II. Information Asymmetries
While there are also information asymmetries in the market, for example between the insurer and the insured, or between the seller of a used car and its buyer, the information asymmetry is more profound in the public sector than in the private economy. While there are, for example, several insurance companies and many car dealers, there is only one government. The politicians as the representatives of the state have no skin in the game and because they are not stakeholders, they will not spend much efforts to investigate and avoid information asymmetries. On the contrary, politicians are typically eager to provide funds not to those who need them most but to those who are most relevant in the political power game.
III. Crowding out of the Private Sector
Government intervention does not eliminate what seem market deficiencies but creates them by crowding outthe private supply. If there were not a public dominance in the areas of schooling and social assistance, private supply and private charity would fill the gap as it was the case before government usurped these activities. Crowding-out of the private sector through government policies is constantly at work because politicians can get votes by offering additional public services although the public administration will not improve but deteriorate the matter.
IV. Time Lags
Government policies suffer from extended lags between diagnosis and effect. The governmental process is concerned with power and has its antenna captures those signals that are relevant for the power game. Only when an issue is sufficiently politicized will it find the attention of the government. After the lag, until an issue finds attention and gets diagnosed, another lag emerges until the authorities have found a consensus on how to tackle the political problem. From there it takes a further time span until the appropriate political means have found the necessary political support. After the measures get implemented, a further time elapses until they show their effects. The lapse of time between the articulation of a problem and the effect is so long that the nature of the problem and its context have changed - often fundamentally. It comes as no surprise that results of state interventions, including monetary policy , do not only deviate from the original goal but may produce the opposite of the intentions.

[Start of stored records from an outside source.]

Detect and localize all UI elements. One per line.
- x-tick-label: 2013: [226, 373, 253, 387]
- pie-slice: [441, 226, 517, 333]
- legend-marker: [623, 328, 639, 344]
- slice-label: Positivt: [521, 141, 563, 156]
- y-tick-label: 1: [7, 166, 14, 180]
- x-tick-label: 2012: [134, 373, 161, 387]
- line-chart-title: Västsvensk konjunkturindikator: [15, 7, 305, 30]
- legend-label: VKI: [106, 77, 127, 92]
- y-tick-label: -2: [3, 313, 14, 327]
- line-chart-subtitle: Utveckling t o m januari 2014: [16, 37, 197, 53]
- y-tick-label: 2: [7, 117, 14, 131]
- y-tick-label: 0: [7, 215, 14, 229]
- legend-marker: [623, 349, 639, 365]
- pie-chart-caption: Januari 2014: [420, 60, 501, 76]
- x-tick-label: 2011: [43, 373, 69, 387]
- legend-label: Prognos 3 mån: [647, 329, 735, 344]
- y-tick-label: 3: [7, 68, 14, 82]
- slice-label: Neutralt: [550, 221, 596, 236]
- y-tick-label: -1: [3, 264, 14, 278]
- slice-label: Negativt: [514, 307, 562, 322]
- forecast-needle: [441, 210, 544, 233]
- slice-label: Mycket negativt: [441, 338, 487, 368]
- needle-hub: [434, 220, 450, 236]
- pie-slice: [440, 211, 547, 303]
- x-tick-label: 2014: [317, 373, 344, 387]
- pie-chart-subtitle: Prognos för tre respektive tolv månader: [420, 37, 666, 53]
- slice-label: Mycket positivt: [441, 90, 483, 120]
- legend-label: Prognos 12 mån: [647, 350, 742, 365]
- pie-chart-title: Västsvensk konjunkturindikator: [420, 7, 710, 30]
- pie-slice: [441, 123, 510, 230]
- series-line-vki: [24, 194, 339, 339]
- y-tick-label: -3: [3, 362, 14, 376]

V. Rent Seeking and Rent Creation
Government intervention attracts rent-seekers. Rent seeking is the endeavor of gaining privileges through government policies. In a voter democracy, there is a constant pressure to add new rents to the existing rents in order to gain support and votes. This rent creation expands the number of rent-seekers and over time the distinction between corruption and a decent and legal conduct gets blurred. The more a government gives in to rent-seeking and rent creation, the more the country will fall victim to clientelism, corruption, and the misallocation of resources.